June 11, 2015 | Unregistered Commenterfadhil

I love seeing everyone's picks. It's a movie I wish I could have picked 'hit me with your best scene' but I'm happy with what I came up with. What a great movie!

June 11, 2015 | Unregistered CommenterR Wagner

It's extremely telling that in spite of the movie being ideally about Mozart and called Amadeus, all except one of these shots focus on Salieri (though the translation of 'Amadeus' should more inform Salieri's character than Mozart's, so hey!)

June 11, 2015 | Unregistered CommenterSTinG

The poster image and a couple of the shots selected are all visual references to the Commendatore in Mozart's Don Giovanni as well as to Mozart's father (whose death greatly influenced the opera and the character).

June 11, 2015 | Unregistered CommenterPaul Outlaw

Ugh, so sad I missed this one.

But hold the hell on. I had NO CLUE that that girl was Cynthia Nixon.

June 11, 2015 | Unregistered CommenterDerreck.

A movie I love love love...wish I could have played along. Great posts all around.

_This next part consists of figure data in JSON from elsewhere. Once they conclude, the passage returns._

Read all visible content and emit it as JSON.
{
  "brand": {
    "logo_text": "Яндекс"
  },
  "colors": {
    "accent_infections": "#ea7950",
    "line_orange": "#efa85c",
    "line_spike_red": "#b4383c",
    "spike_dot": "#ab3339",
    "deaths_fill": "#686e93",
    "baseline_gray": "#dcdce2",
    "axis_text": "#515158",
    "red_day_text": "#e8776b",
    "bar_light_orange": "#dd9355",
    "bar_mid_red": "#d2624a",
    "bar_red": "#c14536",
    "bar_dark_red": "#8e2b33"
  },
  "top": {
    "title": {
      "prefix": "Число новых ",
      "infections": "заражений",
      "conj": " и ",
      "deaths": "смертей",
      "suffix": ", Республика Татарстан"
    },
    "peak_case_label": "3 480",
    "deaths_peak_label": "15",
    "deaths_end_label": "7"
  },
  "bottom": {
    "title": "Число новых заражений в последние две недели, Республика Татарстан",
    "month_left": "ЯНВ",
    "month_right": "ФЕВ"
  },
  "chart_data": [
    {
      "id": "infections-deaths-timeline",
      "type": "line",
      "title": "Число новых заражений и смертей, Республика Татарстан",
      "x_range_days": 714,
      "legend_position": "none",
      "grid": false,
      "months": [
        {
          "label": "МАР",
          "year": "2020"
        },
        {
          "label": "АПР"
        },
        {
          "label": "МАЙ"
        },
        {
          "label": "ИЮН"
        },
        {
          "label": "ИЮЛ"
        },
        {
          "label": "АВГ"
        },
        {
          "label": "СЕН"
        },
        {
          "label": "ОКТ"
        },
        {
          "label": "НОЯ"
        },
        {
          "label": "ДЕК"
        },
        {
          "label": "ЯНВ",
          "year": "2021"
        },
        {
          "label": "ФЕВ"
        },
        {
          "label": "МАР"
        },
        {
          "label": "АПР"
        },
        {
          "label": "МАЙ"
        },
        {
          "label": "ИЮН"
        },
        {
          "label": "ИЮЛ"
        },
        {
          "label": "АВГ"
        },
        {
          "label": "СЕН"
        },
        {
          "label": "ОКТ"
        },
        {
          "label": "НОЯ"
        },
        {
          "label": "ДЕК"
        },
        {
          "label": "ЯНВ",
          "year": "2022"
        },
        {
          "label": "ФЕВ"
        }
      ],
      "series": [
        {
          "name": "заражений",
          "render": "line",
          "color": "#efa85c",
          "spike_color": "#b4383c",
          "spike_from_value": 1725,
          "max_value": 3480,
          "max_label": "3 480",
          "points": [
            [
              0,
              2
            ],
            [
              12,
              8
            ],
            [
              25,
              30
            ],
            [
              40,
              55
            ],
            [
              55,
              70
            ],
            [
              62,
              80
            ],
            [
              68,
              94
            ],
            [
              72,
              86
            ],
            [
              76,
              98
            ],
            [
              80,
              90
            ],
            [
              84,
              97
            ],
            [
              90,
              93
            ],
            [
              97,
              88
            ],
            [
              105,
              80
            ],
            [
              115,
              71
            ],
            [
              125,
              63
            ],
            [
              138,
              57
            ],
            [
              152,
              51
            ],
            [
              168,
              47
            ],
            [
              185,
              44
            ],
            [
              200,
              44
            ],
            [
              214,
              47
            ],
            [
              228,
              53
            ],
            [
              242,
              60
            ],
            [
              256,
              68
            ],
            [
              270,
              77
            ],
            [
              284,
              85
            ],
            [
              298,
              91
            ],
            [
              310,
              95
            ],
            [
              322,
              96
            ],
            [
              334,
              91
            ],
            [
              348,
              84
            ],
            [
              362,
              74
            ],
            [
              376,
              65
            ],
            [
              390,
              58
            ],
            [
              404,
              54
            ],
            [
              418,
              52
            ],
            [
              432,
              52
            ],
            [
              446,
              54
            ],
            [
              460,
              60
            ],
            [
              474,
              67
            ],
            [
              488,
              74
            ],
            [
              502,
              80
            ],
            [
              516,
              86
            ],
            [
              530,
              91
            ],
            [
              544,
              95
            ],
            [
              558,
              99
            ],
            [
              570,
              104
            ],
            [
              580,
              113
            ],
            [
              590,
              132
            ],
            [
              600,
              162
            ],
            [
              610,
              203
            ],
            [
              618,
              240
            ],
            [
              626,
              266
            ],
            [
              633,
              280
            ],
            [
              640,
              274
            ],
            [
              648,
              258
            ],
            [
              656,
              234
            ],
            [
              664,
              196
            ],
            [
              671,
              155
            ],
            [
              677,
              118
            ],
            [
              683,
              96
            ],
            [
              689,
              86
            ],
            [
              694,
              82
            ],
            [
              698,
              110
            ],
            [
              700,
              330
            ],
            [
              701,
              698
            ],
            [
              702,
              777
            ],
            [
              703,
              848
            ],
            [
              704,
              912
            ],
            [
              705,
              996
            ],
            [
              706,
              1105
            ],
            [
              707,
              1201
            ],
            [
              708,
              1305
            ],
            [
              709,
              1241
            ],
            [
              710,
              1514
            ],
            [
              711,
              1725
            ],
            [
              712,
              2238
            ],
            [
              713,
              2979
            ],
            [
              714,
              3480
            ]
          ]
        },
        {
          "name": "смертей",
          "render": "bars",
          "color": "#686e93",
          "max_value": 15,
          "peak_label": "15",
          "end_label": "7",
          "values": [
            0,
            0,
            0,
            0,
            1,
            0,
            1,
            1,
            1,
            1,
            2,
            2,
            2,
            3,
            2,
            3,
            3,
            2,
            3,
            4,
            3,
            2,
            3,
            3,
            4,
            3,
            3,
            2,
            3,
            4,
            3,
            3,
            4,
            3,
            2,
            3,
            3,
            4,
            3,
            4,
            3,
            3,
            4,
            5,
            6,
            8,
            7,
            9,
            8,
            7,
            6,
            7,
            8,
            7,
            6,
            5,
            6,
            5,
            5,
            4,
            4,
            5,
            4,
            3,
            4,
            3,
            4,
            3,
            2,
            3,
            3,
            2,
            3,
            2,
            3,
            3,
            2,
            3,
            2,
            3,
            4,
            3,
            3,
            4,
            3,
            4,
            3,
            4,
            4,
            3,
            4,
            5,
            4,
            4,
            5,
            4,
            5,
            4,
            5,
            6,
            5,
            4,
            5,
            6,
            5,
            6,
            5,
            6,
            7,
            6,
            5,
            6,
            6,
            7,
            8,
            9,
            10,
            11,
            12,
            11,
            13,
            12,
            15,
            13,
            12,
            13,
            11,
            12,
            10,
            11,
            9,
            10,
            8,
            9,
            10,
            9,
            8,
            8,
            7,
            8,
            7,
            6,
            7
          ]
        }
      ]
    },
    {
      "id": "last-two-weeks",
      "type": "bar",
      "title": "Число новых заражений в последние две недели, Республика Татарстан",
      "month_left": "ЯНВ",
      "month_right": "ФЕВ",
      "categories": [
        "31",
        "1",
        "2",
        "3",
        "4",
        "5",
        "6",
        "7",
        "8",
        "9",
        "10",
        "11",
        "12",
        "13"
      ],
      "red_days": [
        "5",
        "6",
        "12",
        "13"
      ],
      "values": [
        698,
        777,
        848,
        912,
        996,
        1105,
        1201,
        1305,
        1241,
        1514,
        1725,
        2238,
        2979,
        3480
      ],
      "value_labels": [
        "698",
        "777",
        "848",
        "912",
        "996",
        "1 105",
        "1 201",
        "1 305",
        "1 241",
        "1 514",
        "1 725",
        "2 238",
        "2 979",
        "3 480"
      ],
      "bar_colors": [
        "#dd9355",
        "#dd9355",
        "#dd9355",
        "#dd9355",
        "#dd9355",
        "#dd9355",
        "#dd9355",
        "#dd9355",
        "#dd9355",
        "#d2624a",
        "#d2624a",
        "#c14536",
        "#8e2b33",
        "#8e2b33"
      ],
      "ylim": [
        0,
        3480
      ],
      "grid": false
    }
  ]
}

June 11, 2015 | Unregistered CommenterSan FranCinema

I love this movie and was thrilled when it did so well in awards and box office.
(Paul, I would have also included a pic of Christine Ebersole from so many years ago.)
Despite the beautiful and deep visuals, enhanced by costume, art direction, editing and cinematography (and on and on and on) what remains with me 30 year later is the Giggle ( or Laugh). Tom Hulce used that very special sound to characterize Mozart: his boundless energy, his rule breaking, his musical joy and mischievousness. I will never forget that laugh.